La respuesta más habitual es:

- Cuando está en verde se puede pasar, en ámbar hay que tener cuidado y si está rojo hay que detenerse.

Yo no lo explicaría, yo haría lo siguiente:

  • Pondría al niño a observar el semáforo durante tres minutos y después le pediría que él me contara el funcionamiento del semáforo.

  • Lo ideal es que me contestara –“Cuando está en verde, los coches pasan, cuando está en rojo, los coches se paran y si está ámbar, aceleran para pasar o frenan porque se va a poner en rojo.”

  • Lo habitual es que el niño contestara –“Me he fijado en que han pasado un BMW azul, un Citröen Cactus y una moto enorme que hacía mucho ruido.” En cuyo caso, le insistiría en que se fije en el S E M A F O R O y le pondría otros tres minutos.

  • Ahora, pudiera ser que contestara el ideal de antes o que diga –“El semáforo se pone verde, luego ámbar y luego rojo; después vuelta a empezar.” En este caso, le felicitaría por sus hallazgos y le animaría a fijarse, además, en el tráfico.

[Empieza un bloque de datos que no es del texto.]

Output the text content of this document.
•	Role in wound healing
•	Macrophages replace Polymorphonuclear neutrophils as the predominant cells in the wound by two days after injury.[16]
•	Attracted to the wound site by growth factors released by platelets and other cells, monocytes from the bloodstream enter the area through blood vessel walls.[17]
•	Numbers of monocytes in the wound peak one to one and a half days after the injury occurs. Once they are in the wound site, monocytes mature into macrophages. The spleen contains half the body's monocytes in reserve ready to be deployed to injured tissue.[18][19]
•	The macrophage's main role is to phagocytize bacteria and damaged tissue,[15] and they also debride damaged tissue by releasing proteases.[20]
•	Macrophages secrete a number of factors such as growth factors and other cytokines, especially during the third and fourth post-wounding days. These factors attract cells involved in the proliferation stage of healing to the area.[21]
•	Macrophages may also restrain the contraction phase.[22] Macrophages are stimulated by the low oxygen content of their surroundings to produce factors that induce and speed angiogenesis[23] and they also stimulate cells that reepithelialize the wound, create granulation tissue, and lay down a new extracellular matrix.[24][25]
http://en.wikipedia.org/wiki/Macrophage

  • Si el niño aún no consigue dar con ello, le animaría a fijarse en la circulación cuando el semáforo está verde y que lo compare con el tráfico cuando está en rojo.

  • En última instancia, si después de todos estos intentos por conseguir que el niño averigüe por sus propios medios el funcionamiento del semáforo, le acabaría por decir –“¡Mira niño!, cuando se pone verde, se puede pasar; si está en rojo, no se puede pasar; y si está en ámbar, ten cuidado que se va a poner rojo.”

Y así es como yo no explicaría el funcionamiento de un semáforo.